Animal Collective/Ariel Pink show, Haverford College, 2005. Besides easily being the most powerful show any of us saw that year, what happened after the show is now the stuff of Legend. There we were, big old gang of us feeling high from great music and…well…and so we’re on this college campus and so we’re like: okay, where’s the party? So off we go, our numbers somewhere around ten and quickly hitting twenty, scooting around the campus trying to find the mythical Black Room, or at least a decent College Party.
Everything we find just plain sucks, so someone — I guess Agnew — decides that what we need to do is just party in the woods. After all, it’s a damp spring night and we’ve all been cooped up all winter, now’s the time. Imagine the looks of unsuspecting Haverford College Girls when approached by this unruly mob of Philly-Type-Hipsters with varying levels of Creative Facial Hair asking the Big Question:
“So do you girls want to party in the woods with us?”
Most people, unbelievably enough, say yes, and so our numbers are growing. Now all we need to find is the beer. A keg will do, any keg — this is College, after all! Someone thinks they know where one is. We wait in the hall of the dorm while someone negotiates over the din of a Bright Eyes CD. Seems it’s a No-Go. Back out on the campus again. Looks like there’s a party over there. Shit, but all the dudes there look menacing. That’s fine, we’ll run distraction while you guys head out and just cart the keg out of there. The keg is halfway across the room before someone notices. We just shrug, laugh, say we’re kidding, BUT WE DON’T LEAVE. We just drink keg beer with these scary looking Mofos. That’s when we notice they also have a big ass tub of canned beer. Okay, that’ll do, can we just borrow some garbage bags? Thanks Scary Looking College Menace, no please look the other way while our friends fill the bags with cans of your cold beer.

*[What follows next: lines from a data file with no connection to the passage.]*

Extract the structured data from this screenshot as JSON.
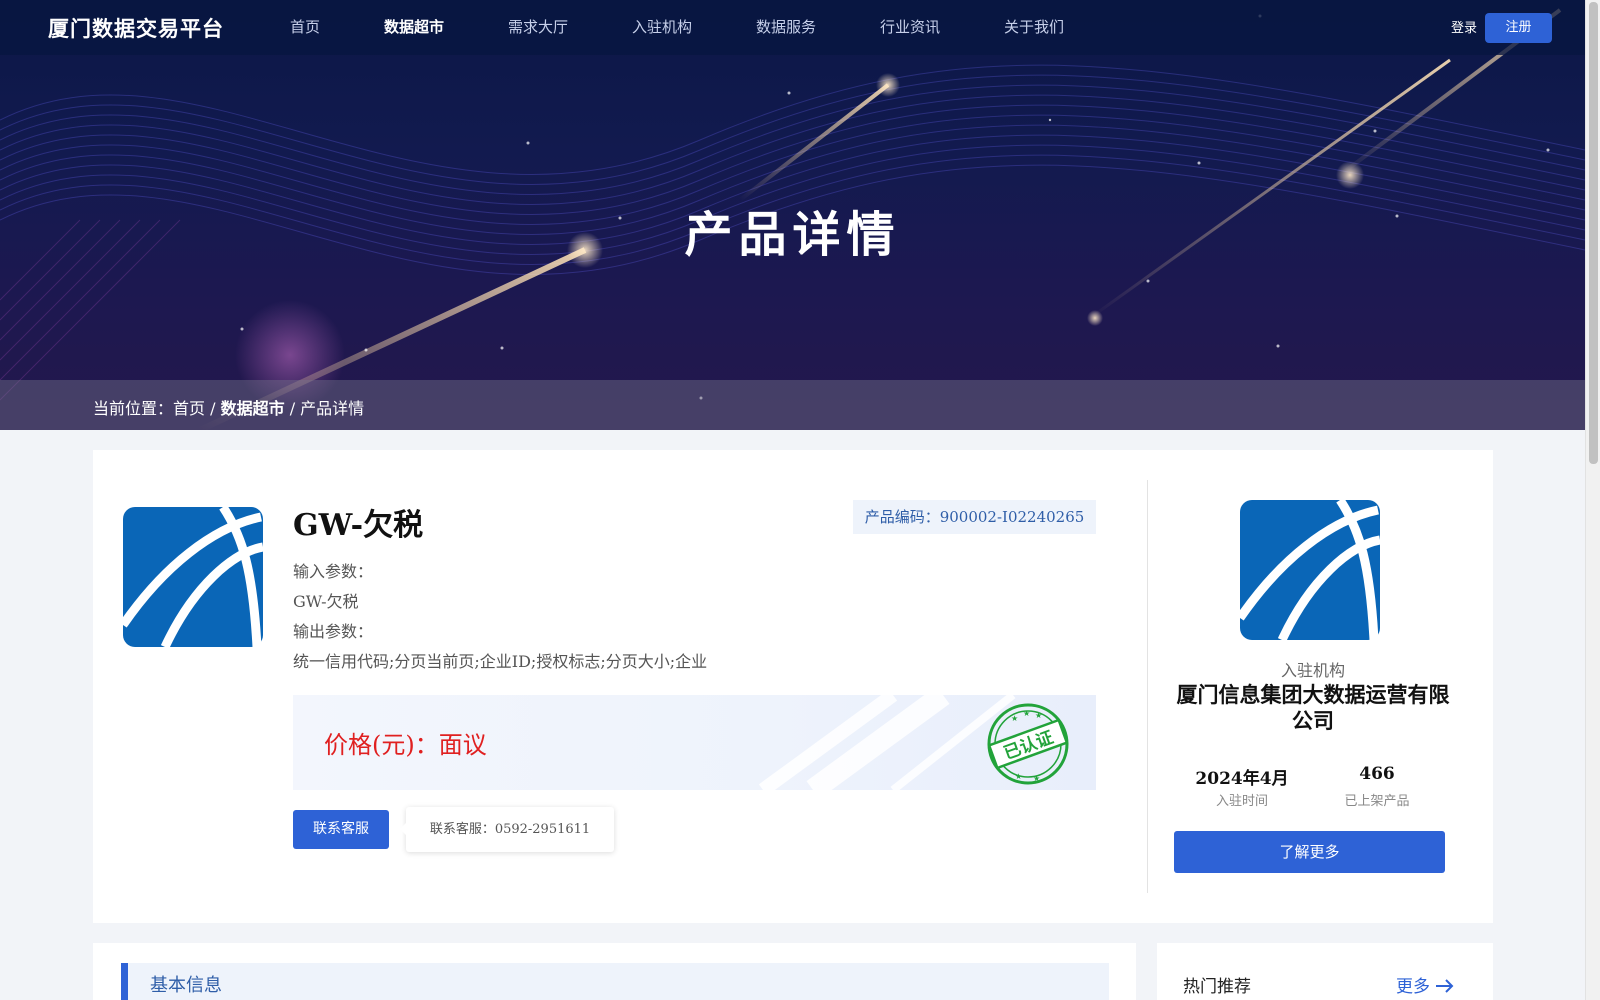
{
  "nav": {
    "logo": "厦门数据交易平台",
    "items": [
      "首页",
      "数据超市",
      "需求大厅",
      "入驻机构",
      "数据服务",
      "行业资讯",
      "关于我们"
    ],
    "login": "登录",
    "register": "注册"
  },
  "hero": {
    "title": "产品详情"
  },
  "breadcrumb": {
    "prefix": "当前位置：",
    "home": "首页",
    "sep1": " / ",
    "section": "数据超市",
    "sep2": " / ",
    "current": "产品详情"
  },
  "product": {
    "name": "GW-欠税",
    "code": "产品编码：900002-I02240265",
    "input_label": "输入参数：",
    "input_value": "GW-欠税",
    "output_label": "输出参数：",
    "output_value": "统一信用代码;分页当前页;企业ID;授权标志;分页大小;企业",
    "price": "价格(元)：面议",
    "stamp_text": "已认证",
    "service_button": "联系客服",
    "service_tip": "联系客服：0592-2951611"
  },
  "org": {
    "type": "入驻机构",
    "name": "厦门信息集团大数据运营有限公司",
    "join_date": "2024年4月",
    "join_label": "入驻时间",
    "products": "466",
    "products_label": "已上架产品",
    "more_button": "了解更多"
  },
  "sections": {
    "basic_info": "基本信息",
    "hot": "热门推荐",
    "more": "更多"
  },
  "colors": {
    "primary": "#2e62d6",
    "price": "#e02020",
    "stamp": "#22a33a",
    "logo_blue": "#0a66b7"
  }
}
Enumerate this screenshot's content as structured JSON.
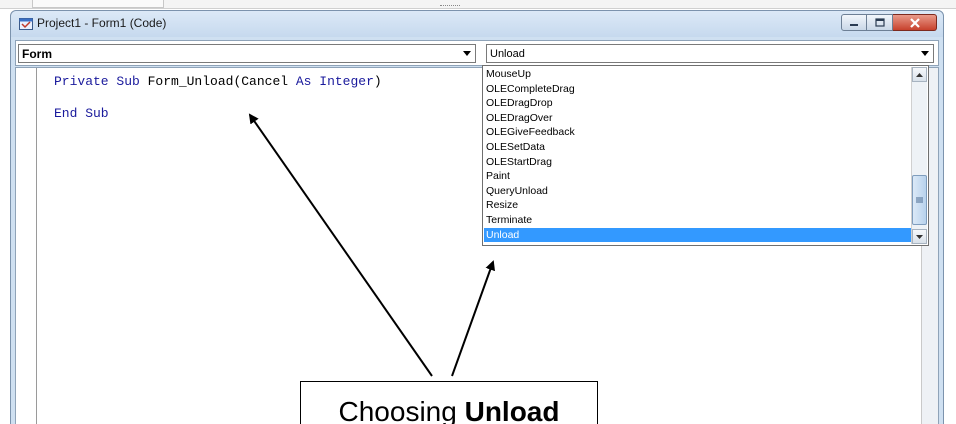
{
  "window": {
    "title": "Project1 - Form1 (Code)"
  },
  "object_combo": {
    "value": "Form"
  },
  "procedure_combo": {
    "value": "Unload"
  },
  "code": {
    "lines": [
      {
        "kw1": "Private Sub ",
        "text": "Form_Unload(Cancel ",
        "kw2": "As Integer",
        "end": ")"
      },
      {
        "kw1": "End Sub"
      }
    ]
  },
  "procedure_list": {
    "items": [
      "MouseUp",
      "OLECompleteDrag",
      "OLEDragDrop",
      "OLEDragOver",
      "OLEGiveFeedback",
      "OLESetData",
      "OLEStartDrag",
      "Paint",
      "QueryUnload",
      "Resize",
      "Terminate",
      "Unload"
    ],
    "selected": "Unload"
  },
  "annotation": {
    "prefix": "Choosing ",
    "bold": "Unload"
  },
  "colors": {
    "selection": "#3399ff",
    "keyword": "#1a1a9c",
    "close_button": "#c7412d"
  }
}
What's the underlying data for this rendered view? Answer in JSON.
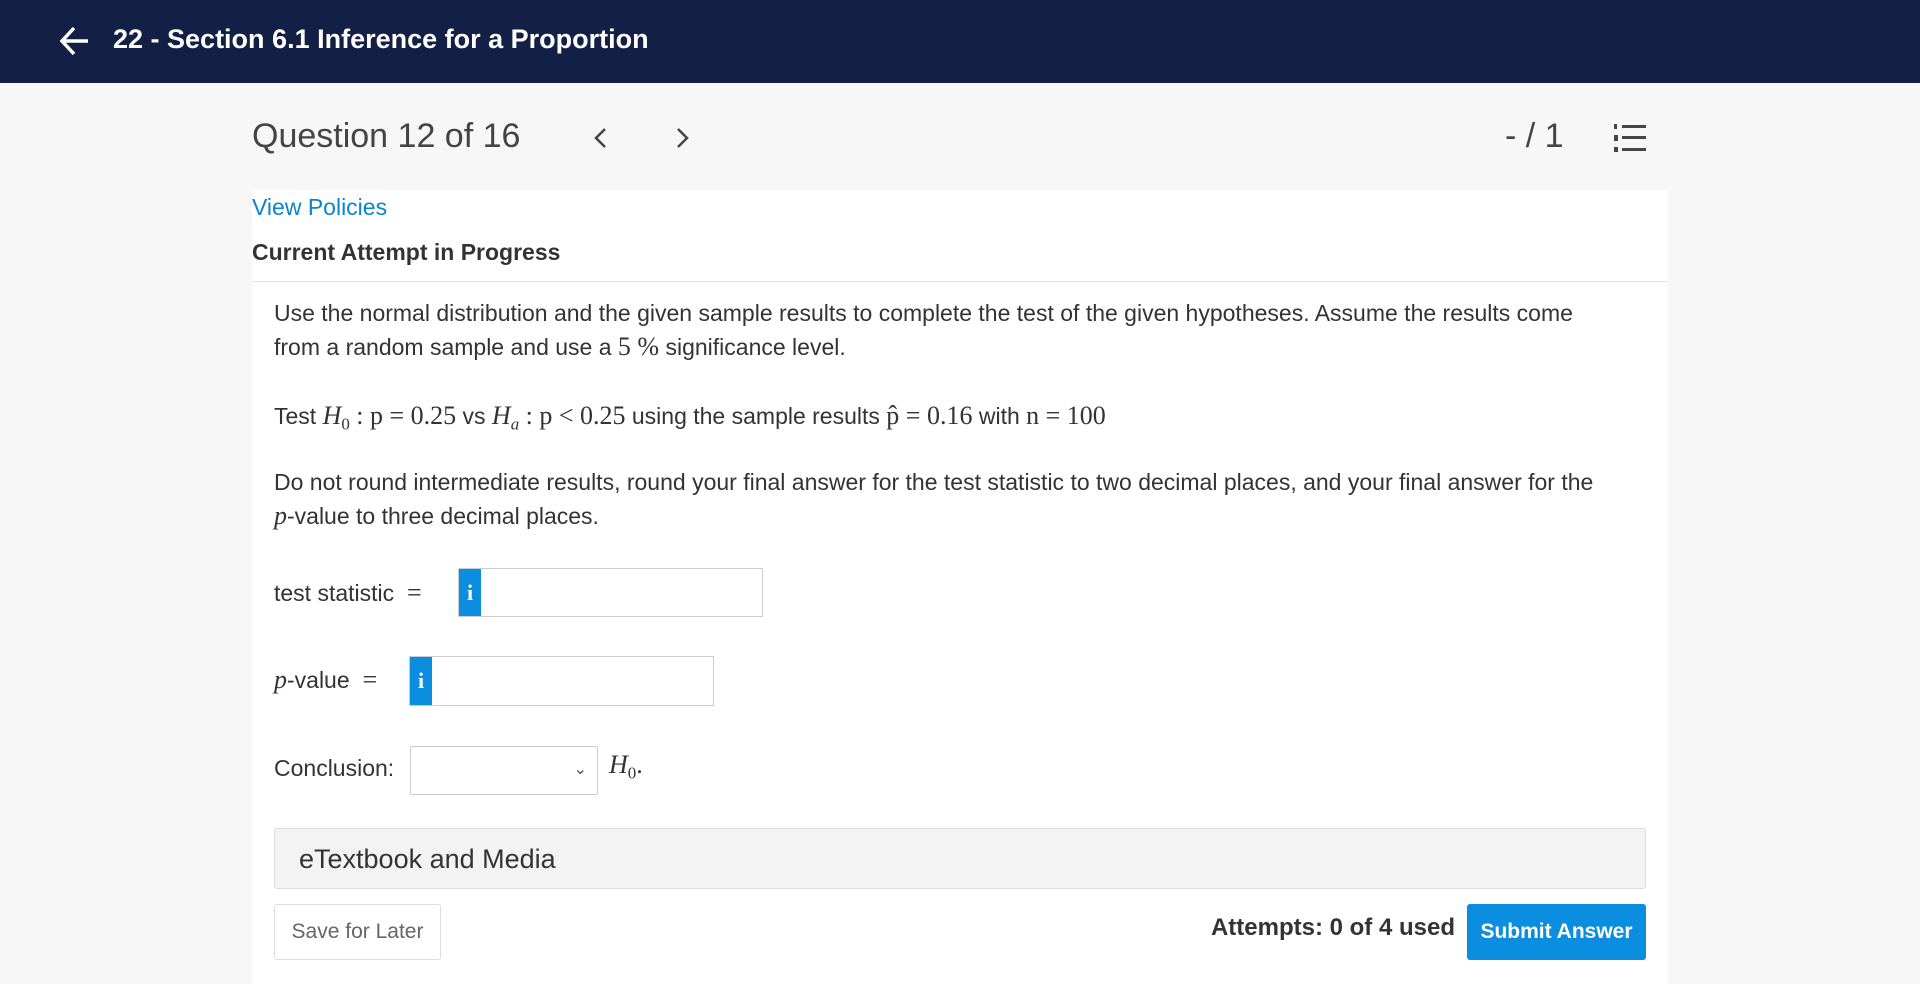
{
  "header": {
    "title": "22 - Section 6.1 Inference for a Proportion",
    "back_icon": "arrow-left-icon"
  },
  "question_nav": {
    "title": "Question 12 of 16",
    "prev_icon": "chevron-left-icon",
    "next_icon": "chevron-right-icon",
    "score": "- / 1",
    "list_icon": "numbered-list-icon"
  },
  "view_policies": "View Policies",
  "attempt_status": "Current Attempt in Progress",
  "question": {
    "intro_1": "Use the normal distribution and the given sample results to complete the test of the given hypotheses. Assume the results come",
    "intro_2a": "from a random sample and use a",
    "sig_level": "5 %",
    "intro_2b": "significance level.",
    "test_word": "Test",
    "h0": "H",
    "h0_sub": "0",
    "h0_expr": ": p = 0.25",
    "vs": "vs",
    "ha": "H",
    "ha_sub": "a",
    "ha_expr": ": p < 0.25",
    "using": "using the sample results",
    "phat": "p̂ = 0.16",
    "with": "with",
    "n_expr": "n = 100",
    "round_1": "Do not round intermediate results, round your final answer for the test statistic to two decimal places, and your final answer for the",
    "round_2_var": "p",
    "round_2": "-value to three decimal places."
  },
  "answers": {
    "test_statistic_label": "test statistic",
    "test_statistic_value": "",
    "pvalue_var": "p",
    "pvalue_label": "-value",
    "pvalue_value": "",
    "equals": "=",
    "info_label": "i",
    "conclusion_label": "Conclusion:",
    "conclusion_value": "",
    "conclusion_suffix_var": "H",
    "conclusion_suffix_sub": "0",
    "conclusion_suffix_end": "."
  },
  "etextbook": "eTextbook and Media",
  "footer": {
    "save": "Save for Later",
    "attempts": "Attempts: 0 of 4 used",
    "submit": "Submit Answer"
  },
  "colors": {
    "header_bg": "#141f45",
    "accent": "#0b8ee0",
    "link": "#0a84d0"
  }
}
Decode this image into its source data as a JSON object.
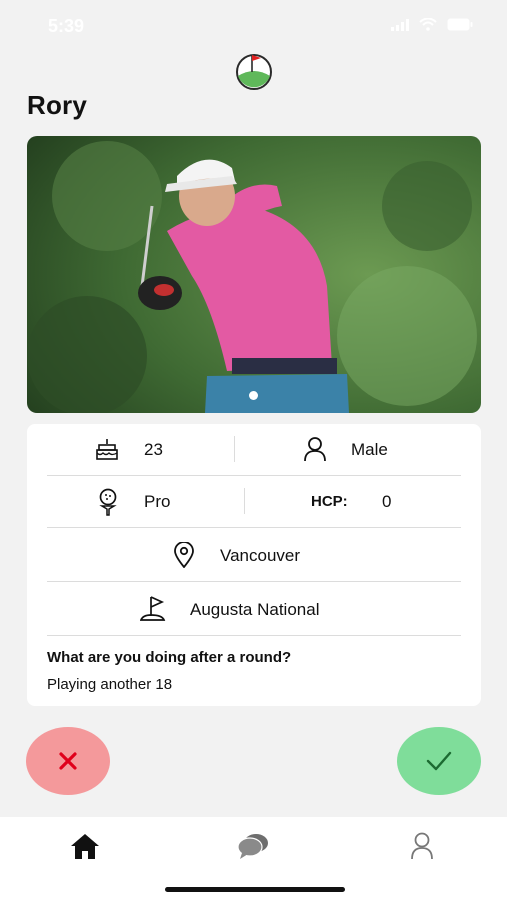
{
  "status_bar": {
    "time": "5:39"
  },
  "profile": {
    "name": "Rory",
    "photo_description_icon": "golfer-photo",
    "age": "23",
    "gender": "Male",
    "level": "Pro",
    "hcp_label": "HCP:",
    "hcp_value": "0",
    "location": "Vancouver",
    "home_course": "Augusta National",
    "question": "What are you doing after a round?",
    "answer": "Playing another 18"
  },
  "icons": {
    "logo": "golf-logo-icon",
    "age": "birthday-cake-icon",
    "gender": "person-icon",
    "level": "golf-ball-tee-icon",
    "location": "location-pin-icon",
    "course": "flag-icon",
    "reject": "x-icon",
    "accept": "check-icon",
    "tabs": [
      "home-icon",
      "chat-icon",
      "profile-icon"
    ]
  },
  "colors": {
    "reject_bg": "#f4999b",
    "reject_icon": "#e0001b",
    "accept_bg": "#7fdd9a",
    "accept_icon": "#1c6b32",
    "page_bg": "#f2f2f2"
  }
}
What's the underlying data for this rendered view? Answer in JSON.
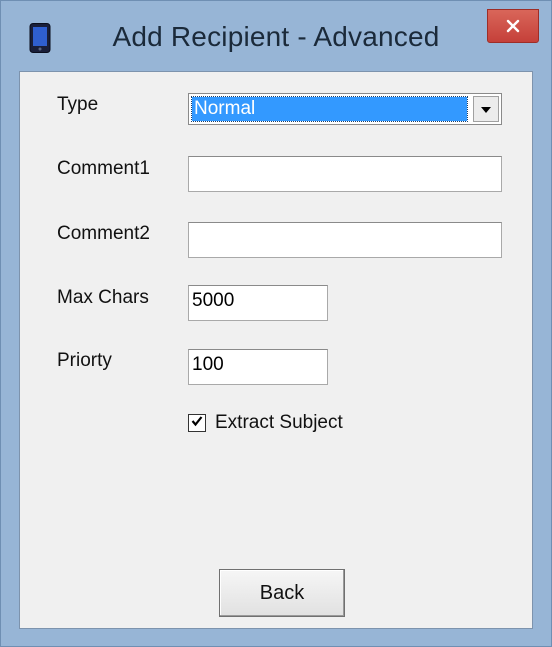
{
  "window": {
    "title": "Add Recipient - Advanced"
  },
  "icons": {
    "app": "phone-icon",
    "close": "close-icon",
    "dropdown": "chevron-down-icon",
    "check": "checkmark-icon"
  },
  "colors": {
    "title_bar": "#97b5d6",
    "close_button": "#c9473f",
    "selection": "#3399ff",
    "dialog_background": "#f0f0f0"
  },
  "form": {
    "type": {
      "label": "Type",
      "value": "Normal"
    },
    "comment1": {
      "label": "Comment1",
      "value": ""
    },
    "comment2": {
      "label": "Comment2",
      "value": ""
    },
    "max_chars": {
      "label": "Max Chars",
      "value": "5000"
    },
    "priority": {
      "label": "Priorty",
      "value": "100"
    },
    "extract_subject": {
      "label": "Extract Subject",
      "checked": true
    }
  },
  "buttons": {
    "back": "Back"
  }
}
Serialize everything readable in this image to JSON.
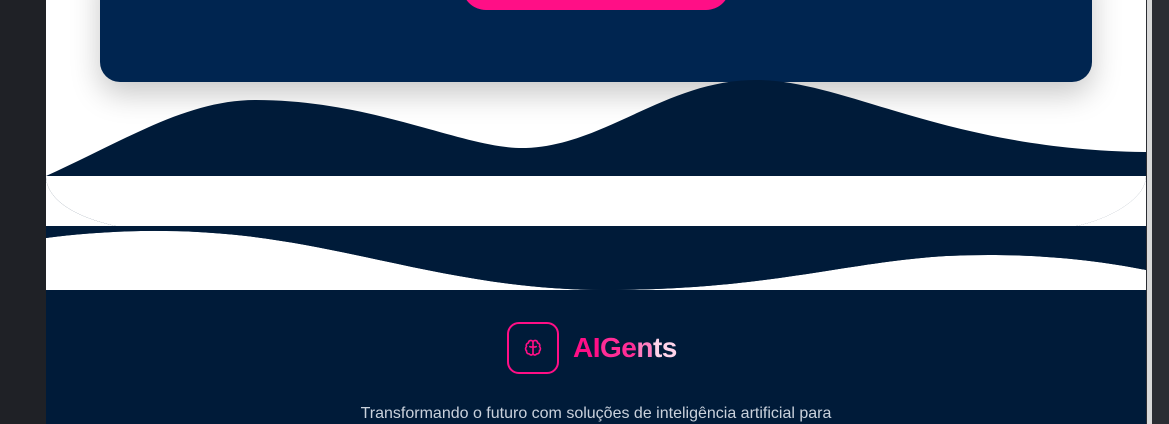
{
  "brand": {
    "part_ai": "AI",
    "part_ge": "Ge",
    "part_n": "n",
    "part_ts": "ts",
    "logo_icon": "brain-icon"
  },
  "footer": {
    "tagline": "Transformando o futuro com soluções de inteligência artificial para"
  },
  "cta": {
    "button_label": ""
  },
  "colors": {
    "navy": "#002550",
    "footer_navy": "#001b39",
    "accent": "#ff0f86"
  }
}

Unbelievably, no one seems to notice, and we walk out with two garbage bags full of the stuff. Beer procured, our Strange Gang makes its way to the woods, where we decide to do the only thing one in their right mind would want to do when standing in the middle of the woods with a Fierce Collection of Truly Interesting Individuals: start a fire.
I roll with Agnew and some others out to a nearby Wawa to get the Duraflame and Inquirers that we’ll need to start a proper fire. Along the way, Agnew is giving me a strikingly sentimental tour through the back pages of his past — this is where he’s from. It’s touching and totally great — a great night that just keeps getting better. We’re hopping fences to take shortcuts, falling off fences, trespassing, and we’re about to start a fire in the woods with a couple friends and a gaggle of strangers, our ears still ringing with the sounds of Brand New Music. We’re Here, We’re Doing This.
We get the fire started, though its tough because as I said it’s been a damp night. No one cares. It’s nearly dawn, the air is chilly, we’re still drinking beer and I can’t see who anyone is and it doesn’t really matter. This is the 21st Century and it’s all ours. You really shoulda been there, you know. Where were you when we were getting high?
Somewhere in Wyoming, 1997. Me and Vee were delivering cars across the country and we found this spot to camp in. Earlier that night we found the ruins of an old amphitheater deep in the woods, got high, and laid on our backs looking at the impossible far-up canopy of trees above us. Stoner Revelations to follow:
VEE: Maaaan, the way the evening light comes through the intricate tangle of trees, it’s diaf-diaf…
VEE: Like lungs.
FSD: Yeah, and it makes sense: Trees are the lungs of the World.
VEE: And we can see this clearly now because of what we put in our own lungs.
FSD: Cough, you want any more of this?
Oh man, this trip. Late summer, ’04, that’s Weird Ryan staring at you with shroomed out eyes, and it’s Sam the Bull’s mess of wet hair in the foreground, the car parked on the side of a forlorn road, deep in a torrential rainstorm somewhere in rural Maryland. Who knows what this so-called vacation was really all about, but for reasons beyond anyone’s control we wound up at a Chicken ranch, a boardwalk, a farm house…we fished for food and stole corn…started a jam band with a bunch of beach bums, someone fell in a frog pond, and eventually we wound up on a haunted island filled with wild ponies. Every photo from the Trip (capital T, for sure) looks like the one above: strange, surreal, weird, inspiring, and completely not of this Reality. It’s like even the camera got dosed.